Lavrov has also said that Russia would have faced a “real danger” if Ukraine acquired nuclear weapons.
Nuclear forces on high alert
Russian forces attacked Ukraine by land, air and sea, the biggest attack by one state against another in Europe since World War II.
The move has been countered by the West with harsh economic sanctions on Russia as well as deliveries of arms and humanitarian aid to Ukraine.
The US government on Tuesday announced a ban on Russian flights in its airspace, following similar moves by the European Union and Canada.
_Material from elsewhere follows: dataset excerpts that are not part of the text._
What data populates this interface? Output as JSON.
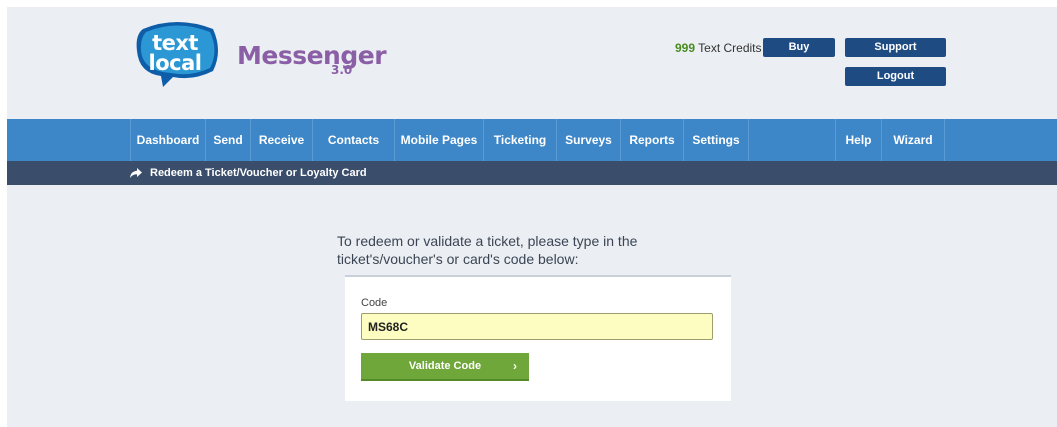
{
  "logo": {
    "line1": "text",
    "line2": "local"
  },
  "product": {
    "name": "Messenger",
    "version": "3.0"
  },
  "header": {
    "credits_count": "999",
    "credits_label": " Text Credits",
    "buy_label": "Buy",
    "support_label": "Support",
    "logout_label": "Logout"
  },
  "nav": {
    "items": [
      "Dashboard",
      "Send",
      "Receive",
      "Contacts",
      "Mobile Pages",
      "Ticketing",
      "Surveys",
      "Reports",
      "Settings",
      "Help",
      "Wizard"
    ]
  },
  "breadcrumb": {
    "icon": "share-arrow-icon",
    "label": "Redeem a Ticket/Voucher or Loyalty Card"
  },
  "main": {
    "instruction": "To redeem or validate a ticket, please type in the ticket's/voucher's or card's code below:",
    "code_label": "Code",
    "code_value": "MS68C",
    "validate_label": "Validate Code",
    "validate_chevron": "›"
  },
  "colors": {
    "nav_bg": "#3d86c7",
    "breadcrumb_bg": "#3a4e6b",
    "header_button": "#1f4b83",
    "validate_button": "#6fa73a",
    "logo_blue": "#2b97d4",
    "product_purple": "#8b5fa6",
    "credits_green": "#4a8c22"
  }
}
On Sunday, Russian President Vladimir Putin put his strategic nuclear forces on alert, causing ripples across the globe and raising the threat the tensions could lead to the use of nuclear weapons.
Putin said his decision came after leading NATO powers made “aggressive statements” while imposing hard-hitting financial sanctions against Russia and himself.
US President Joe Biden played down the threat of Russia’s “dangerous” nuclear mobilisation. Asked if people in the United States should be worried about nuclear war, Biden gave a calm “no” in response.
Russia, according to studies, commands the world’s biggest nuclear arsenal. The Stockholm International Peace Research Institute (SIPRI) has counted 6,255 Russian warheads against 5,550 for the US. China follows far behind with 350 and France with 290.
These figures, although widely accepted, are nevertheless estimates, notably because not all nuclear-capable weapons systems actually carry nuclear warheads, a data which is mostly unclear.